No; my memory isn’t usually that accurate, but today one of my all time favourite albums celebrates its 10th anniversary. When I got the email about this a few weeks back, I did a bit of a double take. Misplacing August is one thing, but blinking long enough to miss a decade is something else altogether! This time back in 1998, I’d recently turned 12 and just started my second year at high school. I can clearly remember that feeling of sitting there, through another tedious geography class, eager to dash to Woolies and get my hands on this record. It’d taken me ages to save up for, but albums always used to feel that little bit more special when you'd spent weeks putting aside your pocket money for them. This one was particularly special, although I must admit to being pretty taken aback when I got back to my old home (3 Ansbro Avenue in those days), made a cup of tea and stuck it on the stereo.

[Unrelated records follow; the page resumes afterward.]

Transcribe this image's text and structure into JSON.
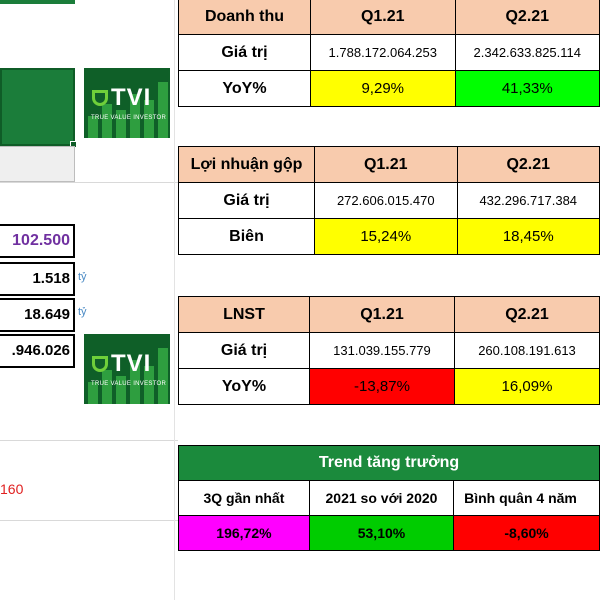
{
  "left": {
    "values": [
      "102.500",
      "1.518",
      "18.649",
      ".946.026"
    ],
    "units": [
      "tỷ",
      "tỷ"
    ],
    "red_number": "160"
  },
  "logo": {
    "text": "TVI",
    "tagline": "TRUE VALUE INVESTOR"
  },
  "revenue": {
    "header": [
      "Doanh thu",
      "Q1.21",
      "Q2.21"
    ],
    "rows": [
      {
        "label": "Giá trị",
        "q1": "1.788.172.064.253",
        "q2": "2.342.633.825.114"
      },
      {
        "label": "YoY%",
        "q1": "9,29%",
        "q2": "41,33%"
      }
    ]
  },
  "gross_profit": {
    "header": [
      "Lợi nhuận gộp",
      "Q1.21",
      "Q2.21"
    ],
    "rows": [
      {
        "label": "Giá trị",
        "q1": "272.606.015.470",
        "q2": "432.296.717.384"
      },
      {
        "label": "Biên",
        "q1": "15,24%",
        "q2": "18,45%"
      }
    ]
  },
  "net_profit": {
    "header": [
      "LNST",
      "Q1.21",
      "Q2.21"
    ],
    "rows": [
      {
        "label": "Giá trị",
        "q1": "131.039.155.779",
        "q2": "260.108.191.613"
      },
      {
        "label": "YoY%",
        "q1": "-13,87%",
        "q2": "16,09%"
      }
    ]
  },
  "trend": {
    "title": "Trend tăng trưởng",
    "headers": [
      "3Q gần nhất",
      "2021 so với 2020",
      "Bình quân 4 năm"
    ],
    "values": [
      "196,72%",
      "53,10%",
      "-8,60%"
    ]
  },
  "colors": {
    "header_peach": "#f8cbad",
    "yellow": "#ffff00",
    "lime": "#00ff00",
    "red": "#ff0000",
    "magenta": "#ff00ff",
    "trend_green": "#1b8a3c",
    "purple_text": "#7030a0"
  }
}
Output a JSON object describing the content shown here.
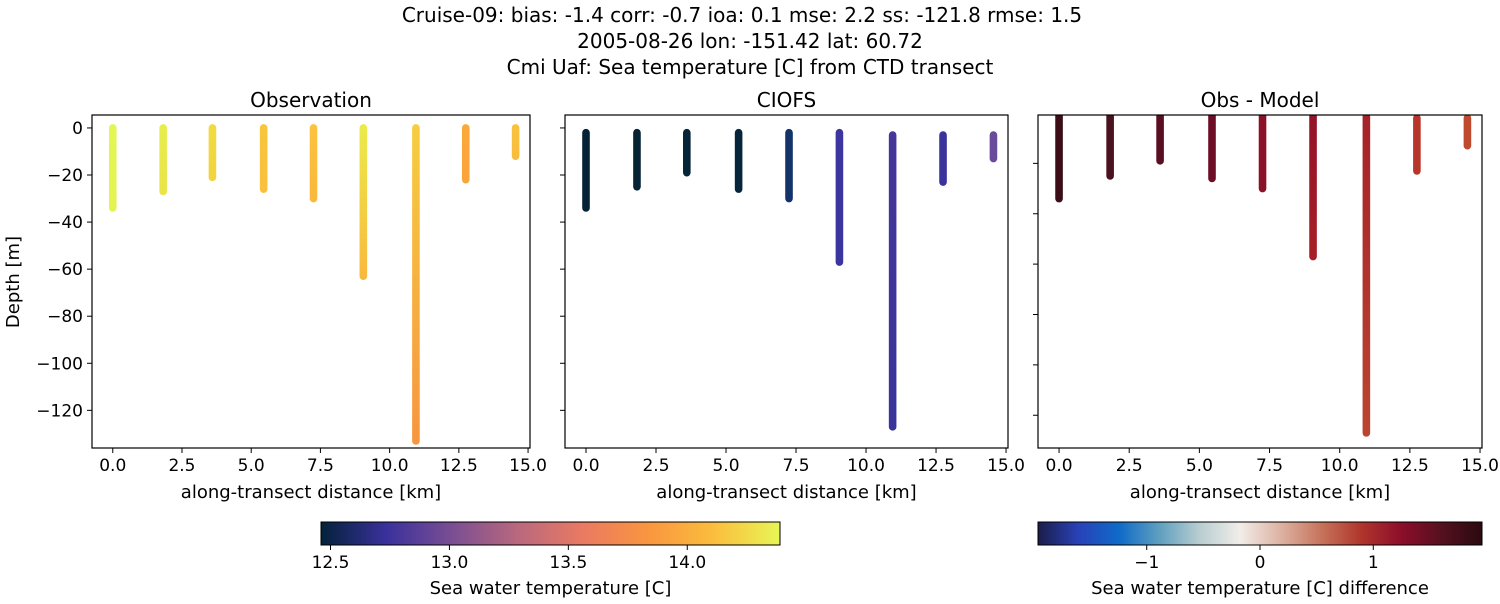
{
  "figure": {
    "title_lines": [
      "Cruise-09: bias: -1.4  corr: -0.7  ioa: 0.1  mse: 2.2  ss: -121.8  rmse: 1.5",
      "2005-08-26 lon: -151.42 lat: 60.72",
      "Cmi Uaf: Sea temperature [C] from CTD transect"
    ]
  },
  "chart_data": [
    {
      "type": "scatter",
      "title": "Observation",
      "xlabel": "along-transect distance [km]",
      "ylabel": "Depth [m]",
      "xlim": [
        -0.75,
        15.07
      ],
      "ylim": [
        -136,
        5.5
      ],
      "xticks": [
        "0.0",
        "2.5",
        "5.0",
        "7.5",
        "10.0",
        "12.5",
        "15.0"
      ],
      "yticks": [
        "0",
        "−20",
        "−40",
        "−60",
        "−80",
        "−100",
        "−120"
      ],
      "ytick_values": [
        0,
        -20,
        -40,
        -60,
        -80,
        -100,
        -120
      ],
      "profiles": [
        {
          "x": 0.0,
          "top": 0,
          "bottom": -34,
          "color_top": "#e2f654",
          "color_bottom": "#e4f352"
        },
        {
          "x": 1.82,
          "top": 0,
          "bottom": -27,
          "color_top": "#e6ee4c",
          "color_bottom": "#ebe349"
        },
        {
          "x": 3.6,
          "top": 0,
          "bottom": -21,
          "color_top": "#f1db40",
          "color_bottom": "#f3d33e"
        },
        {
          "x": 5.45,
          "top": 0,
          "bottom": -26,
          "color_top": "#f8c63e",
          "color_bottom": "#f9bf3d"
        },
        {
          "x": 7.25,
          "top": 0,
          "bottom": -30,
          "color_top": "#fbc33e",
          "color_bottom": "#fab83c"
        },
        {
          "x": 9.05,
          "top": 0,
          "bottom": -63,
          "color_top": "#ebeb4a",
          "color_bottom": "#f9b83d"
        },
        {
          "x": 10.95,
          "top": 0,
          "bottom": -133,
          "color_top": "#f6ce40",
          "color_bottom": "#f79540"
        },
        {
          "x": 12.75,
          "top": 0,
          "bottom": -22,
          "color_top": "#faa83c",
          "color_bottom": "#faa43c"
        },
        {
          "x": 14.55,
          "top": 0,
          "bottom": -12,
          "color_top": "#f9c23d",
          "color_bottom": "#f9bc3d"
        }
      ]
    },
    {
      "type": "scatter",
      "title": "CIOFS",
      "xlabel": "along-transect distance [km]",
      "xlim": [
        -0.75,
        15.07
      ],
      "ylim": [
        -136,
        5.5
      ],
      "xticks": [
        "0.0",
        "2.5",
        "5.0",
        "7.5",
        "10.0",
        "12.5",
        "15.0"
      ],
      "ytick_values": [
        0,
        -20,
        -40,
        -60,
        -80,
        -100,
        -120
      ],
      "profiles": [
        {
          "x": 0.0,
          "top": -2,
          "bottom": -34,
          "color_top": "#062235",
          "color_bottom": "#062235"
        },
        {
          "x": 1.82,
          "top": -2,
          "bottom": -25,
          "color_top": "#062235",
          "color_bottom": "#062235"
        },
        {
          "x": 3.6,
          "top": -2,
          "bottom": -19,
          "color_top": "#062438",
          "color_bottom": "#062438"
        },
        {
          "x": 5.45,
          "top": -2,
          "bottom": -26,
          "color_top": "#06243a",
          "color_bottom": "#06243a"
        },
        {
          "x": 7.25,
          "top": -2,
          "bottom": -30,
          "color_top": "#13336a",
          "color_bottom": "#13336a"
        },
        {
          "x": 9.05,
          "top": -2,
          "bottom": -57,
          "color_top": "#3d35a0",
          "color_bottom": "#3b35a0"
        },
        {
          "x": 10.95,
          "top": -3,
          "bottom": -127,
          "color_top": "#453699",
          "color_bottom": "#38349a"
        },
        {
          "x": 12.75,
          "top": -3,
          "bottom": -23,
          "color_top": "#3a339c",
          "color_bottom": "#3a339c"
        },
        {
          "x": 14.55,
          "top": -3,
          "bottom": -13,
          "color_top": "#6a4a9a",
          "color_bottom": "#6a4a9a"
        }
      ]
    },
    {
      "type": "scatter",
      "title": "Obs - Model",
      "xlabel": "along-transect distance [km]",
      "xlim": [
        -0.75,
        15.07
      ],
      "ylim": [
        -133,
        -0.8
      ],
      "xticks": [
        "0.0",
        "2.5",
        "5.0",
        "7.5",
        "10.0",
        "12.5",
        "15.0"
      ],
      "ytick_values": [
        -20,
        -40,
        -60,
        -80,
        -100,
        -120
      ],
      "profiles": [
        {
          "x": 0.0,
          "top": 0,
          "bottom": -34,
          "color_top": "#3a0d17",
          "color_bottom": "#3a0d17"
        },
        {
          "x": 1.82,
          "top": 0,
          "bottom": -25,
          "color_top": "#4a111e",
          "color_bottom": "#4a111e"
        },
        {
          "x": 3.6,
          "top": 0,
          "bottom": -19,
          "color_top": "#5a0e21",
          "color_bottom": "#5a0e21"
        },
        {
          "x": 5.45,
          "top": 0,
          "bottom": -26,
          "color_top": "#6d0e26",
          "color_bottom": "#6d0e26"
        },
        {
          "x": 7.25,
          "top": 0,
          "bottom": -30,
          "color_top": "#8b1128",
          "color_bottom": "#8b1128"
        },
        {
          "x": 9.05,
          "top": 0,
          "bottom": -57,
          "color_top": "#921229",
          "color_bottom": "#a81f25"
        },
        {
          "x": 10.95,
          "top": -1.5,
          "bottom": -127,
          "color_top": "#a52228",
          "color_bottom": "#bb4530"
        },
        {
          "x": 12.75,
          "top": -2,
          "bottom": -23,
          "color_top": "#b8352a",
          "color_bottom": "#b8352a"
        },
        {
          "x": 14.55,
          "top": -2,
          "bottom": -13,
          "color_top": "#c04a30",
          "color_bottom": "#c04a30"
        }
      ]
    }
  ],
  "colorbars": [
    {
      "label": "Sea water temperature [C]",
      "range": [
        12.46,
        14.39
      ],
      "ticks": [
        {
          "value": 12.5,
          "label": "12.5"
        },
        {
          "value": 13.0,
          "label": "13.0"
        },
        {
          "value": 13.5,
          "label": "13.5"
        },
        {
          "value": 14.0,
          "label": "14.0"
        }
      ],
      "colors": [
        "#03223a",
        "#3a319c",
        "#7a4e93",
        "#b9687d",
        "#ea7a62",
        "#f9963f",
        "#fbbe3e",
        "#e8f655"
      ]
    },
    {
      "label": "Sea water temperature [C] difference",
      "range": [
        -1.96,
        1.96
      ],
      "ticks": [
        {
          "value": -1,
          "label": "−1"
        },
        {
          "value": 0,
          "label": "0"
        },
        {
          "value": 1,
          "label": "1"
        }
      ],
      "colors": [
        "#1c1d4a",
        "#2842b8",
        "#0f6ac8",
        "#5e9fbf",
        "#b8cdd0",
        "#f1ede9",
        "#ddb3a3",
        "#c7745d",
        "#b0362c",
        "#8c0e2a",
        "#55101f",
        "#2a0a10"
      ]
    }
  ]
}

Even today, it’s true to say that ‘Six’ is a baffling album; full of lengthy songs, darkly eccentric humour, multi-part epics, obscure idiosyncrasies, 'teapot solos' (to quote one magazine review a few years later) and the inspired addition of Tom Baker’s dulcet tones on the bizarre interlude. I quickly grew to love this brilliant, if downright weird, album and still count it among my favourites to this day (more on that one very soon). It’s also been the soundtrack to a lot of memories, both good and bad, and listening to it nowadays makes me realise just what a chaotic 10 years it’s been. It wasn’t long after this album’s release that I got ill, and whilst it has obvious associations with that particularly dark period, it reminds me of so much good stuff too: going to see the band live on the tour (the poster still hangs on my wall), crammed into Blackburn’s ‘King Georges Hall’, full of sweat and a heavy cloud of questionable substance. I’m sure my mum remembers that one too! This album was partly responsible for me meeting my closest friend (and definitely responsible for me rifling through his collection of ‘Prisoner’ videos.) It became as much a soundtrack to my years at high school as the Levellers did later on, and can probably be levelled with the charge of helping me discover Pink Floyd and progressive rock. Since then; I’ve been to college, visited so many amazing places, had several shit jobs, been to gigs, played gigs, made friends, lost friends, published my first book, grown my hair only to chop the lot off again and now here I am. God knows where the hell I’ll be 10 years from now, but I wouldn’t bet on it being where I expect. Probably quite the opposite, in fact. Even then, I can’t say for sure whether the world will be ready for the inspired madness of ‘Six’.